Size: Fall term, 1980 (N = 360). Spring term 1981 (N = 102)
Details: The cloze test was given as part of a placement test battery at the beginning of the semester. This battery also included a 100 item multiple-choice test of structure and a 130-word dictation test. Students were given 20 minutes to complete the cloze test. In this study, the “trait structure of a cloze test was examined using confirmatory factor analysis. A cloze passage with rationally selected deletions [RD’s] of syntactic and cohesive items was constructed.” The structure had three specific and one general trait, deemed “best to describe the data.” In specific, a 365-word passage from an introductory level textbook in social psychology was selected for its appropriateness of difficulty level and "represetativeness" of content. In order to test hypotheses regarding the level of language context measured by the cloze test, three types of deletions were made: (1) syntactic, which depends only on clause-level context, (2) cohesive, which depends upon the interclausal or intersentential cohesive context, and (3) strategic, which depends on parallel patterns of coherence. These deletions provided 11 syntactic items, 15 cohesive and 4 strategic, for a total of 30 items with an average deletion ratio of 1:12. An acceptable alternative scoring procedure was used, with the key based on the responses of a native speaker pre-test group and on the acceptable alternatives provided by Hassan and Halliday’s (1976) description of cohesion.

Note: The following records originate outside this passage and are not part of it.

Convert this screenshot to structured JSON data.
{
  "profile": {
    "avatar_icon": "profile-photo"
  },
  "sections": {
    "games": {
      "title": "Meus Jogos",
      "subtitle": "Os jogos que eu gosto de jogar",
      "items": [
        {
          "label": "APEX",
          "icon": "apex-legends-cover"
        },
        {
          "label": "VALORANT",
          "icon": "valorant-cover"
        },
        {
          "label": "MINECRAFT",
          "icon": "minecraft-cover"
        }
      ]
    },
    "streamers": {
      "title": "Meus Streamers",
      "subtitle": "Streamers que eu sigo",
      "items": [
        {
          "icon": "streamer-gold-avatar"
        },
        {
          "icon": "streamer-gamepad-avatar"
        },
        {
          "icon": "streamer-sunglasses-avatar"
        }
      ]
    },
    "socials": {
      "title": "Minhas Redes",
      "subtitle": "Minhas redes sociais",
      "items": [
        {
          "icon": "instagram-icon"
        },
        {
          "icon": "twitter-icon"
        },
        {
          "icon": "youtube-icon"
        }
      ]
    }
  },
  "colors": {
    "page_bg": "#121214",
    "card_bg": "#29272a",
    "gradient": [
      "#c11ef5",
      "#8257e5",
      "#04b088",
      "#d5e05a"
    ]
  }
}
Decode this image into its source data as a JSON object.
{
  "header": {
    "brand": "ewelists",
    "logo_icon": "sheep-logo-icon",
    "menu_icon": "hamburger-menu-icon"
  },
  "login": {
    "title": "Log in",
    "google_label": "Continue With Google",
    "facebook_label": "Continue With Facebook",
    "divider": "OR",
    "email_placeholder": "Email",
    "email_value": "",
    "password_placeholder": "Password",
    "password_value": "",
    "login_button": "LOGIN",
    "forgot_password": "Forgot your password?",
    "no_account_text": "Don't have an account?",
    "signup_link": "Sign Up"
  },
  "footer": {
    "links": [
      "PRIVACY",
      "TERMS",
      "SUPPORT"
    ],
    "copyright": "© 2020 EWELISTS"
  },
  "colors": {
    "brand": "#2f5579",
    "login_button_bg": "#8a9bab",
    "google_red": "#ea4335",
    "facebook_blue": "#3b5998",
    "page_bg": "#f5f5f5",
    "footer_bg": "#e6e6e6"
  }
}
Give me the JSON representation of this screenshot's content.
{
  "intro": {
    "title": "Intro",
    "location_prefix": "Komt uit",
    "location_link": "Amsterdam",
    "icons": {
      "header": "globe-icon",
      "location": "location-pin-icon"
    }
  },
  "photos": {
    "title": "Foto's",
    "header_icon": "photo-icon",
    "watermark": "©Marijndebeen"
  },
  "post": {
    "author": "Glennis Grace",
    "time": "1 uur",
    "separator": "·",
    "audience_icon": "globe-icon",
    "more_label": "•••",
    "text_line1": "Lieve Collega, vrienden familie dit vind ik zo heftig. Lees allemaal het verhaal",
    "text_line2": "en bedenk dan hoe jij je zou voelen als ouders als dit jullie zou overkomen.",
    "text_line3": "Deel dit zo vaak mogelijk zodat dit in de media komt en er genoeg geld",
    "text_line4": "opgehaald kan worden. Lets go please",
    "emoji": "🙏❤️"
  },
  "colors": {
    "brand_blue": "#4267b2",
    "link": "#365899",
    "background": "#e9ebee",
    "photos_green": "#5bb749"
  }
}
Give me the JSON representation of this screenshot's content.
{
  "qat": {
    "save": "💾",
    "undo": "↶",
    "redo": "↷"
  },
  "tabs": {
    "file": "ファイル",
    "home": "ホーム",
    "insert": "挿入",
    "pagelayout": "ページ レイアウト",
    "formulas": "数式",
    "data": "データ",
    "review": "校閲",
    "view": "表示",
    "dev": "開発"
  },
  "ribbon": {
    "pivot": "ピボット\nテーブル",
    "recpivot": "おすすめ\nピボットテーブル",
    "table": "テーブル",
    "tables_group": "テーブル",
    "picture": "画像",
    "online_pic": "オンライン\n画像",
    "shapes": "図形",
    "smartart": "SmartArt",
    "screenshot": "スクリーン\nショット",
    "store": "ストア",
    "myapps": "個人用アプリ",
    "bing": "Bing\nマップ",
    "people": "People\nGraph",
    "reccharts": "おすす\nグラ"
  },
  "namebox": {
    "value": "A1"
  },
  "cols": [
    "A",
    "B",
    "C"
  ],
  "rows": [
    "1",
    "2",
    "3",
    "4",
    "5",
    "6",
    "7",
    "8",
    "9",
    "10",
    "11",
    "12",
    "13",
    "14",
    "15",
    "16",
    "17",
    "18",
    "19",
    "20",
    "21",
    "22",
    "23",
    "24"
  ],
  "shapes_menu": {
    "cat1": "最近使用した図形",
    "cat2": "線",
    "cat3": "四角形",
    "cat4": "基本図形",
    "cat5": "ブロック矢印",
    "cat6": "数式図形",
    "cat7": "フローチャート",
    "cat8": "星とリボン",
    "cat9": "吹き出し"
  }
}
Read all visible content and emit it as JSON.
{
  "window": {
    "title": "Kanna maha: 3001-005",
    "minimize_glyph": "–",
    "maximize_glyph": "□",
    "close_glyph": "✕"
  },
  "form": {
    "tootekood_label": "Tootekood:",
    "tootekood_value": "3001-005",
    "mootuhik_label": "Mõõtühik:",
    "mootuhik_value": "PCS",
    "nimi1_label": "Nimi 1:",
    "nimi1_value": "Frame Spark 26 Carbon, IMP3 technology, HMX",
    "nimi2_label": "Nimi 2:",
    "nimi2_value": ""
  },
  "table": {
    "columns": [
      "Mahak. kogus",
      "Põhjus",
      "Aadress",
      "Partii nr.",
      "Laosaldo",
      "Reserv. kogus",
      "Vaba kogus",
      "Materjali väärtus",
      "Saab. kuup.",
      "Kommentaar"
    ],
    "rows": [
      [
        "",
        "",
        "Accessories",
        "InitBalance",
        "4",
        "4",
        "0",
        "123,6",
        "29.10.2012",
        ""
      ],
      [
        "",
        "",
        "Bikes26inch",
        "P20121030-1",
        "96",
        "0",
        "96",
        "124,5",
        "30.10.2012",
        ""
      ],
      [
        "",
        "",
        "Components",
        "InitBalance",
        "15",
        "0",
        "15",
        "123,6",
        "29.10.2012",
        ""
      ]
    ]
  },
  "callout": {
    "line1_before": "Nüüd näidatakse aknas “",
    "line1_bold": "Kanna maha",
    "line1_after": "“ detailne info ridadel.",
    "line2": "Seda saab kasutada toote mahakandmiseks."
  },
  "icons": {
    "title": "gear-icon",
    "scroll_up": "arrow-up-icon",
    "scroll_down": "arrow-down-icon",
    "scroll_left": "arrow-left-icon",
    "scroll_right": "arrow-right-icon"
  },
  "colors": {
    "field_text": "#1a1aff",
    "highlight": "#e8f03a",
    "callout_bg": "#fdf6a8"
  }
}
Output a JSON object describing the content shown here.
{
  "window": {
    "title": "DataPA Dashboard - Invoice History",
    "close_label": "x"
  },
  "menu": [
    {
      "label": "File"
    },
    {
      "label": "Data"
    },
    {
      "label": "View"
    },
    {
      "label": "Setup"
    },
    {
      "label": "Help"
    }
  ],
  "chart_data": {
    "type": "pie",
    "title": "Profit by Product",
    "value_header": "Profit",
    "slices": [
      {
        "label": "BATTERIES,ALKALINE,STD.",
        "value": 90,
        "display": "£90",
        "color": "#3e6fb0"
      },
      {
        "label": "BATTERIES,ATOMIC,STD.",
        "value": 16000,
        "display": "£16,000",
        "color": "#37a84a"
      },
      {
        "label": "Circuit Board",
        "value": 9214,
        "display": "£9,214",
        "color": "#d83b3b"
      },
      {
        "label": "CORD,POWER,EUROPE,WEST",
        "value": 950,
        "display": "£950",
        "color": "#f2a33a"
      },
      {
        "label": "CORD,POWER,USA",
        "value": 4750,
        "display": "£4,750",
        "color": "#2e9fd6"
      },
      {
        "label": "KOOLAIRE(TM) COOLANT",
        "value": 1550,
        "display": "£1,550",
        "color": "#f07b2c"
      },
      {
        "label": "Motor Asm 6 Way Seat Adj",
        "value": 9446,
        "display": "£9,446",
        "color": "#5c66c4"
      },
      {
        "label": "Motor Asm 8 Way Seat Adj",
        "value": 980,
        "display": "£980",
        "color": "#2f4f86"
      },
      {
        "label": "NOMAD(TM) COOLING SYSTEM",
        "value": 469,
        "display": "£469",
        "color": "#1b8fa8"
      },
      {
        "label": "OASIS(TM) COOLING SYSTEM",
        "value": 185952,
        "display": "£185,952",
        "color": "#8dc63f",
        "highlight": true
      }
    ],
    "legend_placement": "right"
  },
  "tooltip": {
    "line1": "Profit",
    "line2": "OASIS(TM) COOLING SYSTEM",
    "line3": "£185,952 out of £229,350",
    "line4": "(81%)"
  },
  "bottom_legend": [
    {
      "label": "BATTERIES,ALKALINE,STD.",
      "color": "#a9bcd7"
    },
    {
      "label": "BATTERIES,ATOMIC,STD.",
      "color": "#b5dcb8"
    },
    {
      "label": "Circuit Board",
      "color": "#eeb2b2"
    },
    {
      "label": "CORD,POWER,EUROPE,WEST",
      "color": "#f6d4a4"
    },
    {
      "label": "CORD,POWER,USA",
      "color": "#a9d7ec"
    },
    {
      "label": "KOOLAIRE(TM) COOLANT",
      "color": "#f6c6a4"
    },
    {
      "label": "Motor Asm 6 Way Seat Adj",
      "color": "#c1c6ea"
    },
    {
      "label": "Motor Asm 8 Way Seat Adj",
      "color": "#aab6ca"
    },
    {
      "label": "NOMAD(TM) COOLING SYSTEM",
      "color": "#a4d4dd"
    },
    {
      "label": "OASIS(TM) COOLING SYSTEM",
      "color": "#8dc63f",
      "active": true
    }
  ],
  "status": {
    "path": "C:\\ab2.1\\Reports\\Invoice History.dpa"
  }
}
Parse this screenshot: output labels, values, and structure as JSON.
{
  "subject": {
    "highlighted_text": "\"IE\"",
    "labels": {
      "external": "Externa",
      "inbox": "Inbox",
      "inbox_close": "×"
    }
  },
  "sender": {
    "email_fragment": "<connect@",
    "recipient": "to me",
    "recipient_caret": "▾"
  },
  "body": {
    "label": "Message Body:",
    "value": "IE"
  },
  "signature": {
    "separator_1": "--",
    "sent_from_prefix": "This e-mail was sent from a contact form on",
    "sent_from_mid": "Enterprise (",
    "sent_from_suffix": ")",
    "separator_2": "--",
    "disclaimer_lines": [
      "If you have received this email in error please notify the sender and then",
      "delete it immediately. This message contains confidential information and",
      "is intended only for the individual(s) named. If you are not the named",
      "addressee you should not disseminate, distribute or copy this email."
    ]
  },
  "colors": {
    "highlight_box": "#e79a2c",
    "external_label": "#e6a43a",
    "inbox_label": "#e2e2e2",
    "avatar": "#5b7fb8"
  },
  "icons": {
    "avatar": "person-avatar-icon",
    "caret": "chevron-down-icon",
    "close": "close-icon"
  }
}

Conclusions: The results suggested that a modified cloze passage using RD [rational deletions] is “capable of measuring both syntactic and discourse-level relationships in a text, and that this advantage may outweigh considerations of reduced redundancy which underlie random deletion procedures.” However, since native speakers tested with such great variance in their ability to negotiate language at the lower levels (see also Alderson, 1980), the conclusion was reached that the cloze test may be better suited for higher-level testing.
Comments: My current conclusion is that the C-test format of the cloze test is the best to date for assessing NNS proficiency levels, especially when NS performance data are available on the same texts.
 Confirmatory factor analysis tests “causal structure” among a number of variables (Jöreskog, 1969 & 1978).
 Klein-Braley (1982) modified the cloze to a paragraph-style testing format where the last sentence(s) are kept in tact and the beginning truncated at the rate of every second word starting with the second word of the second sentence. (Truncated meaning the last half deleted and replaced with underscores at the rate of 1 underscore for each character deleted).